Le principe de Essential Killing de Jerzy Skolimowski est de filmer un homme au-delà de toute circonstance historique, ramené à une situation où il doit assurer sa survie dans un contexte naturel et humain hostile. Mohammed est un Afghan capturé par les Américains qui s’échappe lors d’un transfert, se retrouvant seul dans une forêt enneigée d’Europe du Nord. Il lui faut échapper à ses poursuivants, tout en combattant le froid et la faim. L’idée de départ du film semble donc être de prendre un sujet éminemment politique et actuel pour ensuite sortir complètement de la politique, revenir à l’humain traqué comme une bête. Le choix d’un sujet qui a priori invite les spectateurs contemporains à prendre position, alors que le film va au-delà de tout jugement, n’est pas inintéressant ; malheureusement l’expérience théorique n’est pas transformée en un film convaincant.
Le personnage principal est interprété par Vincent Gallo, qui livre un numéro d’acteur extrême, presque seul à l’écran pendant tout le film à marcher pieds nus dans la neige, et il s’en sort bien. Les limites du rôle viennent du scénario : l’idée de départ est de dépouiller l’histoire de ses tenants et aboutissants, de simplifier les enjeux à l’extrême. Le combattant afghan est ramené à son simple statut d’homme ; le lieu perd sa localisation géographique et géopolitique. Une fois qu’il est question de vie ou de mort, la question de la cause pour laquelle on s’est engagé et des conditions qui ont amené à cet engagement n’aurait donc plus de sens – on peut s’interroger sur la naïveté d’un tel postulat. Autre conséquence dommageable, le scénario lui aussi, comme le spectateur et le protagoniste, est lâché sans repères et sans accroches. Les possibilités de développement du récit sont bien minces dans cette immense forêt, il ne peut guère y avoir de progression, et les « rencontres » s’enchaînent avec une monotonie grandissante.
Malgré les longueurs et les répétitions, un jeu plutôt habile sur l’attente permet d’éviter l’ennui –la plupart du temps. La présence d’un homme seul dans un milieu uniforme et disproportionné crée un temps un sentiment d’étrangeté ; ce qui va, ce qui peut arriver ne peut que surgir de rien, ou de la forêt. Le moindre élément nouveau, nécessairement d’une couleur notable dans ce paysage blanc, est susceptible d’être interprété comme un signe qui guiderait le personnage (chien, baies, tissu, …), annonçant quelque chose à venir, attente parfois déçue, presque comme dans un conte. Ces détails produisent parfois de beaux moments : les baies rouges, le tissu bleu, hallucinations ou non. Les brefs flash-back sont bien moins réussis, à l’effet kitsch, on le craint, non voulu. La bande-son renforce l’étourdissement et le vertige donnés par ces grands espaces si différents et si éloignés du pays du héros, exprimant l’état de tension d’un homme aux limites de la résistance physique, ainsi que les tensions d’une situation qui semble sans issue.

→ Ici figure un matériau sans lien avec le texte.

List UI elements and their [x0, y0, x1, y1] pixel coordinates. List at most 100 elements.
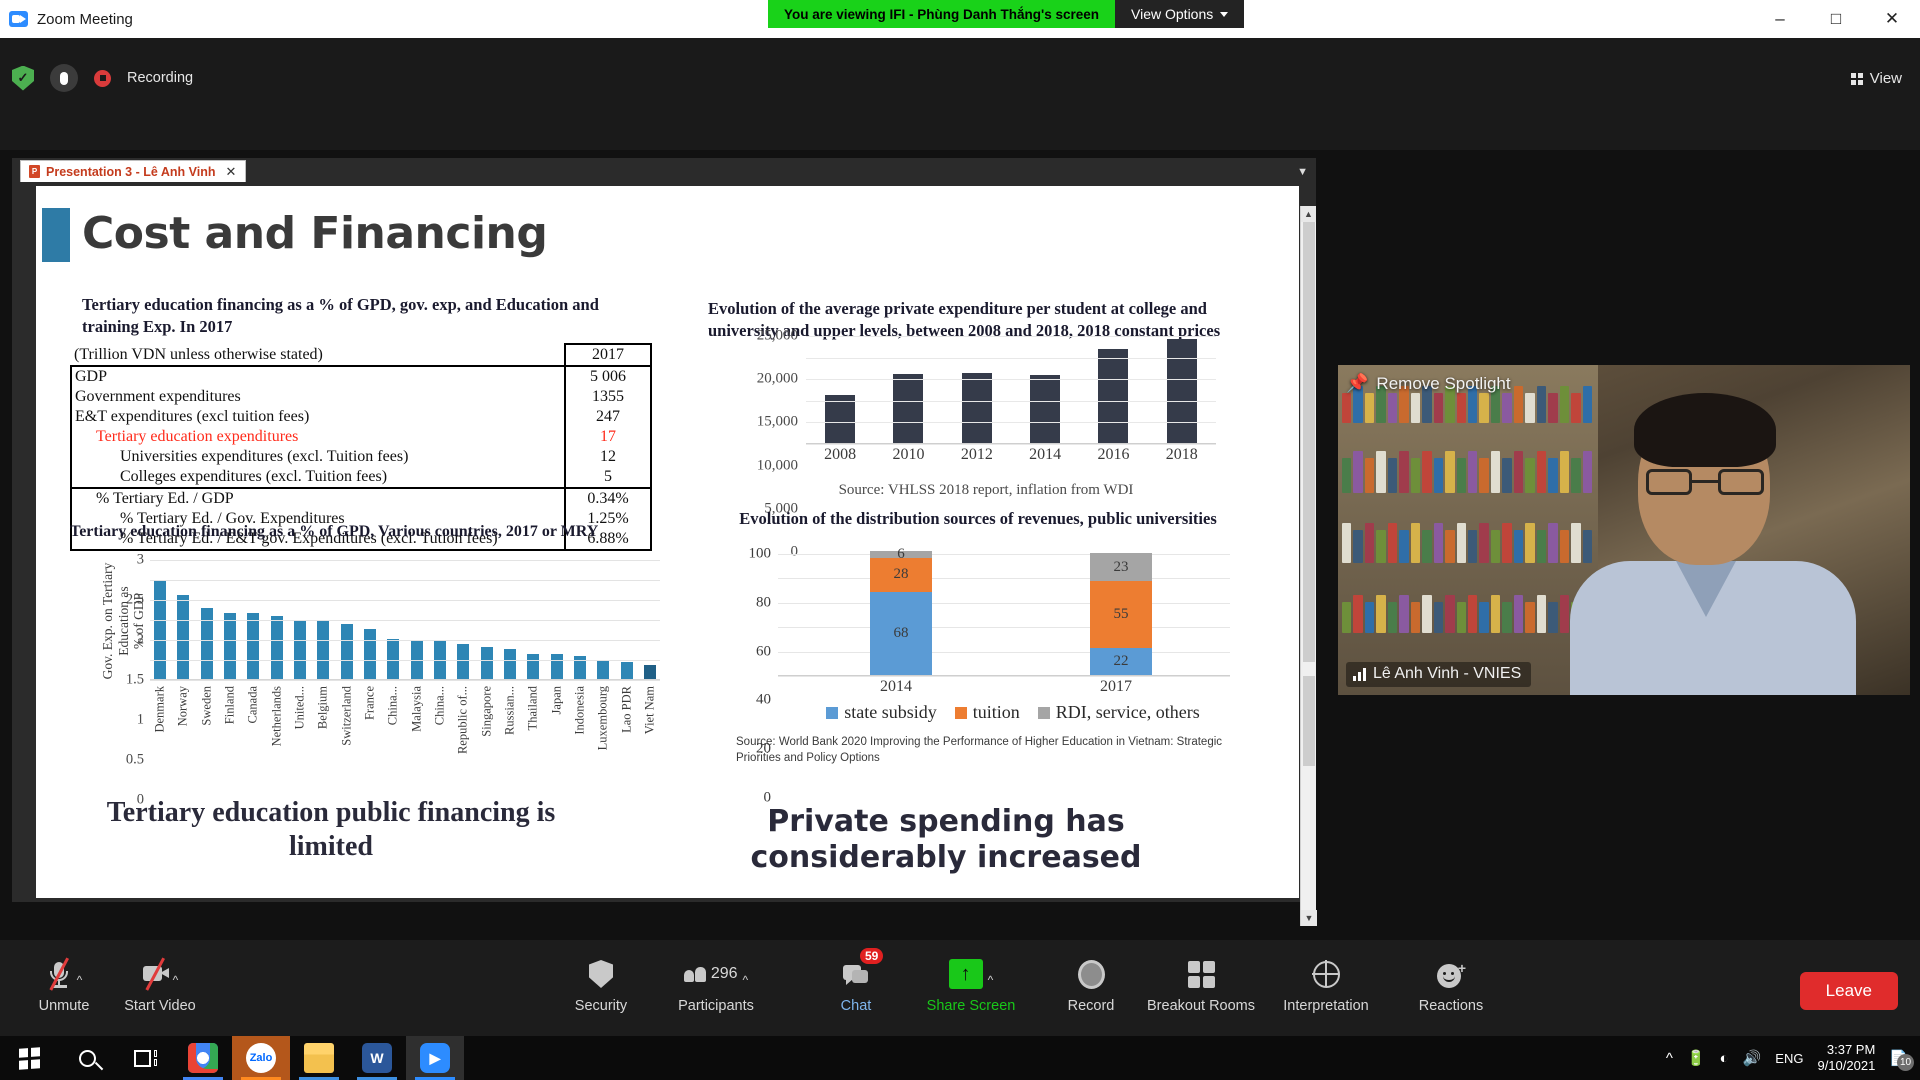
book — [1559, 451, 1570, 493]
book — [1342, 602, 1352, 633]
glasses-icon — [1646, 469, 1764, 495]
bar — [893, 373, 924, 443]
row-value: 5 — [564, 467, 652, 489]
row-label: Government expenditures — [70, 387, 565, 407]
bar — [961, 372, 992, 443]
toolbar-button-chat[interactable]: 59 Chat — [800, 948, 912, 1014]
scroll-down-icon[interactable]: ▼ — [1301, 910, 1317, 926]
toolbar-button-share-screen[interactable]: ^ Share Screen — [915, 954, 1027, 1014]
minimize-button[interactable]: – — [1752, 0, 1808, 38]
book — [1525, 602, 1535, 633]
chevron-up-icon[interactable]: ^ — [743, 973, 749, 987]
search-button[interactable] — [58, 1036, 116, 1080]
encryption-shield-icon[interactable] — [12, 65, 34, 91]
notification-center-button[interactable]: 📄 10 — [1889, 1049, 1914, 1071]
spotlight-video-tile[interactable]: 📌 Remove Spotlight Lê Anh Vinh - VNIES — [1338, 365, 1910, 695]
battery-icon[interactable]: 🔋 — [1687, 1049, 1706, 1067]
x-tick-label: Republic of... — [455, 686, 470, 755]
bar — [1098, 348, 1129, 443]
clock[interactable]: 3:37 PM 9/10/2021 — [1817, 1042, 1875, 1075]
toolbar-button-label: Share Screen — [926, 998, 1016, 1014]
close-button[interactable]: ✕ — [1864, 0, 1920, 38]
task-view-button[interactable] — [116, 1036, 174, 1080]
show-hidden-icons-icon[interactable]: ^ — [1666, 1050, 1673, 1067]
book — [1467, 451, 1478, 493]
revenue-sources-chart: 0 20 40 60 80 100 6 28 68 23 55 22 2014 2017 state s… — [736, 546, 1246, 806]
taskbar-app-file-explorer[interactable] — [290, 1036, 348, 1080]
toolbar-icon-row — [1312, 954, 1340, 994]
book — [1571, 393, 1581, 423]
word-icon: W — [362, 1043, 392, 1073]
gridline: 3 — [137, 552, 660, 568]
x-tick-label: Denmark — [152, 686, 167, 733]
window-title: Zoom Meeting — [37, 10, 133, 28]
legend-label: RDI, service, others — [1055, 702, 1200, 722]
remove-spotlight-button[interactable]: 📌 Remove Spotlight — [1346, 373, 1511, 394]
recording-dot-icon[interactable] — [94, 69, 111, 87]
scrollbar-thumb-lower[interactable] — [1303, 676, 1315, 766]
leave-button[interactable]: Leave — [1799, 972, 1898, 1010]
book — [1456, 458, 1466, 493]
wifi-icon[interactable]: ◐ — [1720, 1050, 1729, 1067]
taskbar-app-zalo[interactable]: Zalo — [232, 1036, 290, 1080]
chevron-down-icon[interactable]: ▼ — [1297, 166, 1308, 178]
toolbar-icon-row — [1077, 954, 1105, 994]
volume-icon[interactable]: 🔊 — [1743, 1049, 1762, 1067]
scrollbar-thumb[interactable] — [1303, 222, 1315, 662]
start-button[interactable] — [0, 1036, 58, 1080]
chevron-up-icon[interactable]: ^ — [77, 973, 83, 987]
scroll-up-icon[interactable]: ▲ — [1301, 206, 1316, 222]
toolbar-button-start-video[interactable]: ^ Start Video — [104, 954, 216, 1014]
book — [1445, 451, 1455, 493]
table-row: Government expenditures 1355 — [70, 387, 652, 407]
presentation-tab[interactable]: P Presentation 3 - Lê Anh Vinh ✕ — [20, 160, 247, 182]
chevron-up-icon[interactable]: ^ — [988, 973, 994, 987]
book — [1548, 523, 1558, 563]
toolbar-icon-row — [1187, 954, 1215, 994]
toolbar-button-interpretation[interactable]: Interpretation — [1270, 954, 1382, 1014]
book — [1387, 523, 1398, 563]
x-tick-label: Norway — [175, 686, 190, 727]
book — [1548, 393, 1558, 423]
y-tick-label: 2 — [136, 631, 144, 648]
y-tick-label: 25,000 — [756, 327, 798, 344]
book — [1536, 386, 1547, 423]
taskbar-app-word[interactable]: W — [348, 1036, 406, 1080]
taskbar-app-zoom[interactable]: ▶ — [406, 1036, 464, 1080]
book — [1502, 458, 1512, 493]
maximize-button[interactable]: □ — [1808, 0, 1864, 38]
x-tick-label: Indonesia — [572, 686, 587, 735]
toolbar-button-breakout-rooms[interactable]: Breakout Rooms — [1145, 954, 1257, 1014]
book — [1571, 458, 1581, 493]
chevron-up-icon[interactable]: ^ — [173, 973, 179, 987]
close-icon[interactable]: ✕ — [225, 164, 236, 180]
language-indicator[interactable]: ENG — [1775, 1051, 1803, 1066]
x-tick-label: 2014 — [1029, 446, 1062, 463]
toolbar-button-record[interactable]: Record — [1035, 954, 1147, 1014]
book — [1525, 458, 1535, 493]
view-options-button[interactable]: View Options — [1115, 0, 1245, 28]
book — [1387, 458, 1398, 493]
stack-segment: 6 — [870, 546, 932, 562]
view-button[interactable]: View — [1850, 70, 1902, 87]
y-tick-label: 1 — [136, 711, 144, 728]
toolbar-button-label: Reactions — [1418, 998, 1484, 1014]
slide-scrollbar[interactable]: ▲ ▼ — [1300, 206, 1317, 926]
breakout-rooms-icon — [1187, 960, 1215, 988]
book — [1513, 530, 1524, 563]
toolbar-button-security[interactable]: Security — [545, 954, 657, 1014]
toolbar-button-participants[interactable]: 296 ^ Participants — [660, 954, 772, 1014]
bar — [387, 639, 400, 679]
taskbar-app-chrome[interactable] — [174, 1036, 232, 1080]
x-tick-label: China... — [432, 686, 447, 726]
mic-status-icon[interactable] — [50, 64, 78, 92]
presentation-slide: Cost and Financing Tertiary education fi… — [36, 186, 1299, 898]
toolbar-button-reactions[interactable]: + Reactions — [1395, 954, 1507, 1015]
table-row: % Tertiary Ed. / GDP 0.34% — [70, 488, 652, 509]
search-icon — [78, 1049, 96, 1067]
x-tick-label: 2008 — [824, 446, 857, 463]
page-title: Cost and Financing — [82, 208, 548, 259]
gridline: 40 — [756, 627, 1230, 708]
book — [1353, 595, 1363, 633]
countries-bar-chart: Gov. Exp. on Tertiary Education as% of GD… — [72, 552, 672, 808]
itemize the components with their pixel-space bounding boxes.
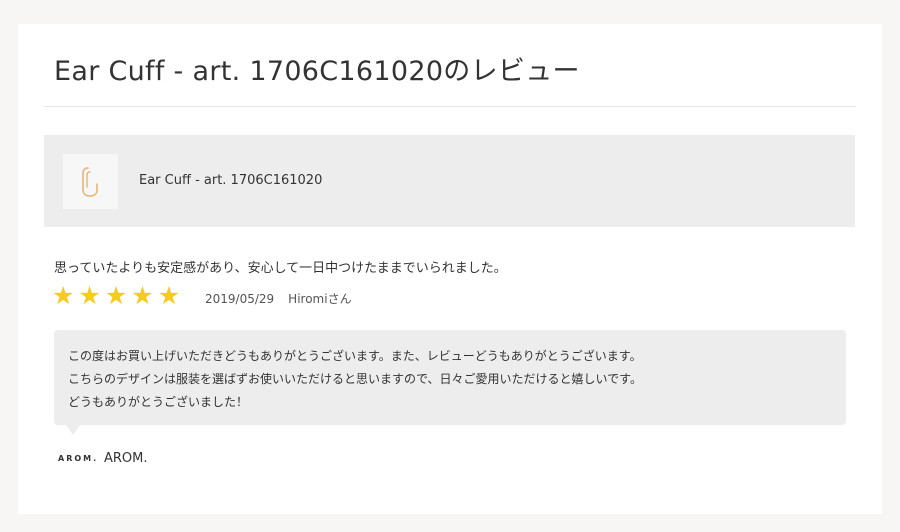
product-name-link[interactable]: Ear Cuff - art. 1706C161020 bbox=[139, 173, 322, 188]
star-icon: ★ bbox=[78, 281, 101, 310]
review-date: 2019/05/29 bbox=[205, 292, 275, 306]
reply-line: この度はお買い上げいただきどうもありがとうございます。また、レビューどうもありが… bbox=[68, 349, 642, 363]
star-icon: ★ bbox=[157, 281, 181, 310]
shop-reply-text: この度はお買い上げいただきどうもありがとうございます。また、レビューどうもありが… bbox=[68, 345, 642, 414]
shop-name: AROM. bbox=[104, 451, 148, 466]
review-card: Ear Cuff - art. 1706C161020のレビュー Ear Cuf… bbox=[18, 24, 882, 514]
review-meta: 2019/05/29 Hiromiさん bbox=[205, 290, 352, 307]
star-icon: ★ bbox=[131, 281, 154, 310]
reply-line: こちらのデザインは服装を選ばずお使いいただけると思いますので、日々ご愛用いただけ… bbox=[68, 372, 642, 386]
shop-logo: AROM. bbox=[58, 454, 99, 463]
star-icon: ★ bbox=[104, 281, 128, 310]
star-icon: ★ bbox=[52, 281, 75, 310]
review-author: Hiromiさん bbox=[288, 292, 352, 306]
reply-line: どうもありがとうございました！ bbox=[68, 395, 249, 409]
ear-cuff-icon bbox=[82, 167, 98, 197]
shop-reply-bubble: この度はお買い上げいただきどうもありがとうございます。また、レビューどうもありが… bbox=[54, 330, 846, 435]
product-thumbnail[interactable] bbox=[63, 154, 118, 209]
page-title: Ear Cuff - art. 1706C161020のレビュー bbox=[54, 56, 580, 87]
star-rating: ★ ★ ★ ★ ★ bbox=[52, 282, 180, 310]
review-body: 思っていたよりも安定感があり、安心して一日中つけたままでいられました。 bbox=[54, 261, 507, 276]
title-divider bbox=[44, 106, 856, 107]
product-summary: Ear Cuff - art. 1706C161020 bbox=[44, 135, 855, 227]
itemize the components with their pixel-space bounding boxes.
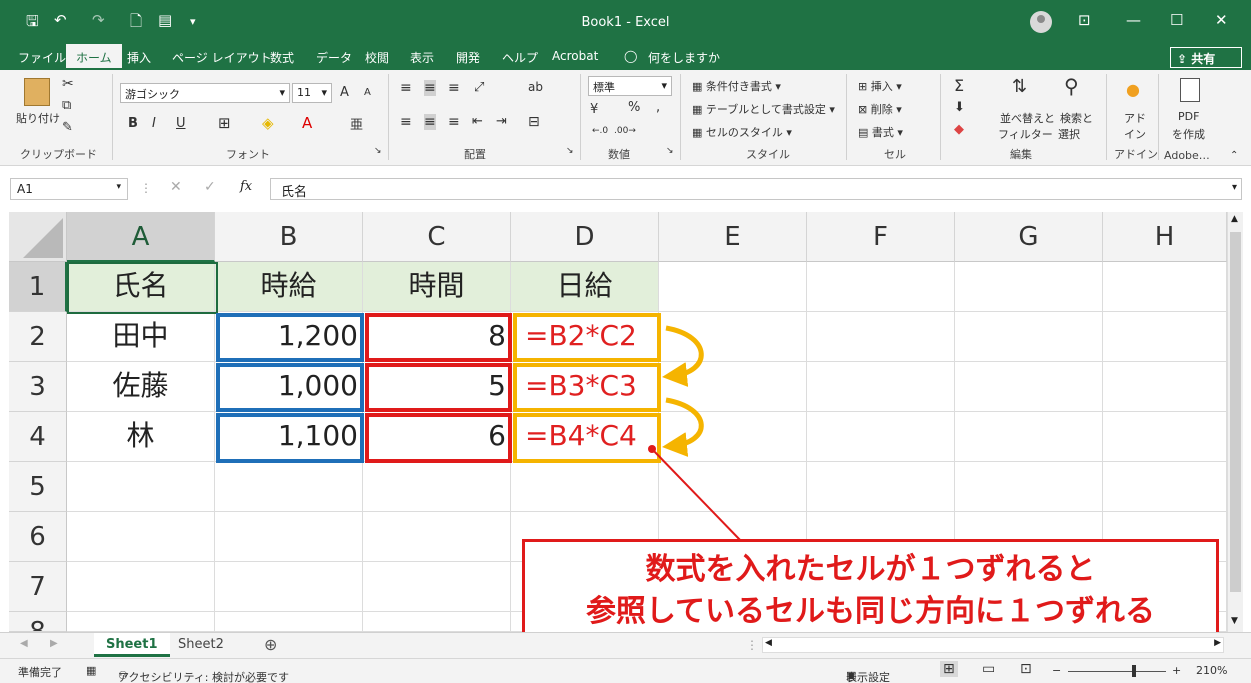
scroll-up-icon[interactable]: ▲ [1231, 214, 1238, 224]
next-sheet-icon[interactable]: ▶ [50, 638, 58, 649]
callout-pointer-dot [648, 445, 656, 453]
horizontal-scrollbar[interactable]: ◀ ▶ [762, 637, 1224, 653]
status-bar: 準備完了 ▦ ⚇ アクセシビリティ: 検討が必要です ▣ 表示設定 ⊞ ▭ ⊡ … [0, 658, 1251, 683]
page-break-view-icon[interactable]: ⊡ [1020, 661, 1032, 677]
page-layout-view-icon[interactable]: ▭ [982, 661, 995, 677]
explanation-callout: 数式を入れたセルが１つずれると 参照しているセルも同じ方向に１つずれる [522, 539, 1219, 639]
macro-record-icon[interactable]: ▦ [86, 664, 96, 677]
callout-line-1: 数式を入れたセルが１つずれると [645, 552, 1096, 587]
zoom-slider[interactable] [1068, 671, 1166, 672]
prev-sheet-icon[interactable]: ◀ [20, 638, 28, 649]
add-sheet-button[interactable]: ⊕ [264, 635, 277, 654]
accessibility-label: アクセシビリティ: 検討が必要です [118, 671, 289, 683]
zoom-out-button[interactable]: − [1052, 664, 1061, 677]
scroll-right-icon[interactable]: ▶ [1214, 638, 1221, 648]
sheet-tab-sheet1[interactable]: Sheet1 [94, 633, 170, 657]
sheet-tab-bar: ◀ ▶ Sheet1 Sheet2 ⊕ ⋮ ◀ ▶ [0, 632, 1251, 658]
normal-view-icon[interactable]: ⊞ [940, 661, 958, 677]
scroll-left-icon[interactable]: ◀ [765, 638, 772, 648]
status-ready: 準備完了 [18, 666, 62, 679]
sheet-tab-sheet2[interactable]: Sheet2 [166, 633, 236, 657]
shift-arrow-icon [662, 397, 704, 457]
display-settings-label: 表示設定 [846, 671, 890, 683]
vertical-scrollbar[interactable]: ▲ ▼ [1227, 212, 1243, 632]
zoom-level[interactable]: 210% [1196, 664, 1227, 677]
zoom-slider-thumb[interactable] [1132, 665, 1136, 677]
zoom-in-button[interactable]: + [1172, 664, 1181, 677]
tab-split-handle[interactable]: ⋮ [746, 638, 758, 652]
scroll-down-icon[interactable]: ▼ [1231, 616, 1238, 626]
callout-line-2: 参照しているセルも同じ方向に１つずれる [585, 594, 1156, 629]
vertical-scroll-thumb[interactable] [1230, 232, 1241, 592]
shift-arrow-icon [662, 325, 704, 387]
callout-pointer-line [651, 448, 743, 543]
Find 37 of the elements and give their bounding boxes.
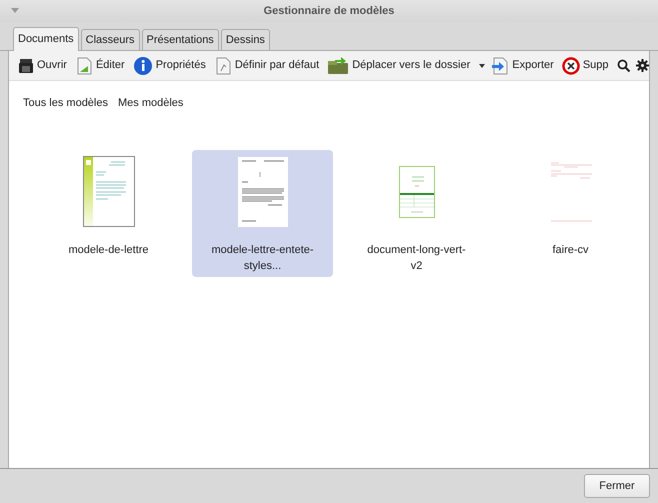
template-name: modele-lettre-entete-styles... <box>210 242 315 274</box>
toolbar-button[interactable]: Éditer <box>74 56 128 74</box>
template-item[interactable]: document-long-vert-v2 <box>346 150 487 276</box>
document-icon <box>214 56 232 74</box>
table-thumbnail <box>398 166 434 218</box>
template-item[interactable]: faire-cv <box>500 150 641 276</box>
letter-thumbnail <box>82 156 134 227</box>
toolbar-button[interactable]: Déplacer vers le dossier <box>327 56 474 74</box>
export-icon <box>491 56 510 74</box>
search-icon[interactable] <box>616 58 631 72</box>
filter-link[interactable]: Tous les modèles <box>23 95 108 112</box>
info-icon <box>132 56 153 76</box>
template-name: modele-de-lettre <box>67 242 150 258</box>
cv-thumbnail <box>550 160 592 222</box>
tab[interactable]: Dessins <box>220 29 270 50</box>
window-title: Gestionnaire de modèles <box>262 4 396 19</box>
folder-icon <box>327 56 350 74</box>
toolbar-button[interactable]: Exporter <box>491 56 557 74</box>
tab[interactable]: Documents <box>13 27 79 51</box>
document-icon <box>74 56 93 74</box>
toolbar-button[interactable]: Supp <box>562 56 612 74</box>
settings-icon[interactable] <box>636 59 649 72</box>
template-item[interactable]: modele-de-lettre <box>38 150 179 276</box>
delete-icon <box>562 56 580 74</box>
toolbar-button[interactable]: Définir par défaut <box>214 56 322 74</box>
template-name: document-long-vert-v2 <box>366 242 467 274</box>
caret-icon[interactable] <box>478 62 486 70</box>
toolbar-button[interactable]: Ouvrir <box>18 57 70 74</box>
tab[interactable]: Présentations <box>142 29 219 50</box>
printer-icon <box>18 58 34 74</box>
template-name: faire-cv <box>551 242 590 258</box>
toolbar-button[interactable]: Propriétés <box>132 56 209 76</box>
close-button[interactable]: Fermer <box>584 474 650 498</box>
letter-thumbnail <box>238 156 288 226</box>
filter-link[interactable]: Mes modèles <box>118 95 184 112</box>
template-item[interactable]: modele-lettre-entete-styles... <box>192 150 333 276</box>
tab[interactable]: Classeurs <box>80 29 140 50</box>
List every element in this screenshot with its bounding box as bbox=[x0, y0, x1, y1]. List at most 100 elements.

La fin n’en demeure pas moins frustrante et laisse un goût d’inachevé. Le protagoniste rencontre une jeune femme muette interprétée par Emmanuelle Seigner (premier rôle féminin, mais qu’on voit finalement très peu), qui lui apporte un peu d’aide, sans chercher à savoir qui il est ni d’où il vient. Elle incarne la bonté gratuite, la solidarité entre êtres humains, réaction possible, certes, mais cette rencontre, peu développée, et en même temps assez pour nous donner l’impression qu’elle est essentiel pour le film sans parvenir à l’être vraiment, semble relever du possible et de l’aléatoire, dans un scénario auquel manque un fil conducteur faisant sens. Indifférente à l’origine de Mohammed, elle se fait l’écho du principe même du film : muette et sourde, dans un film qui met le discours de côté. Cette posture de retenue apparaît comme trop évidente et trop facile. Le sujet du film est vu par le petit bout de la lorgnette, et si la vision est volontairement réduite (le projet est de tout évidence d’élargir par la réduction, de ne plus voir le particulier pour voir le général), l’intérêt l’est aussi.
Quant à la toute fin (que nous ne dévoilerons pas), elle est à la fois forte et tellement facile qu’elle en devient faible. On serait bien en peine de dire qui gagne en somme, des poursuivants ou du poursuivi, et c’est à la fois prévisible et tellement cohérent avec le projet initial, qu’on se demande ce qu’a signifié ce long détour.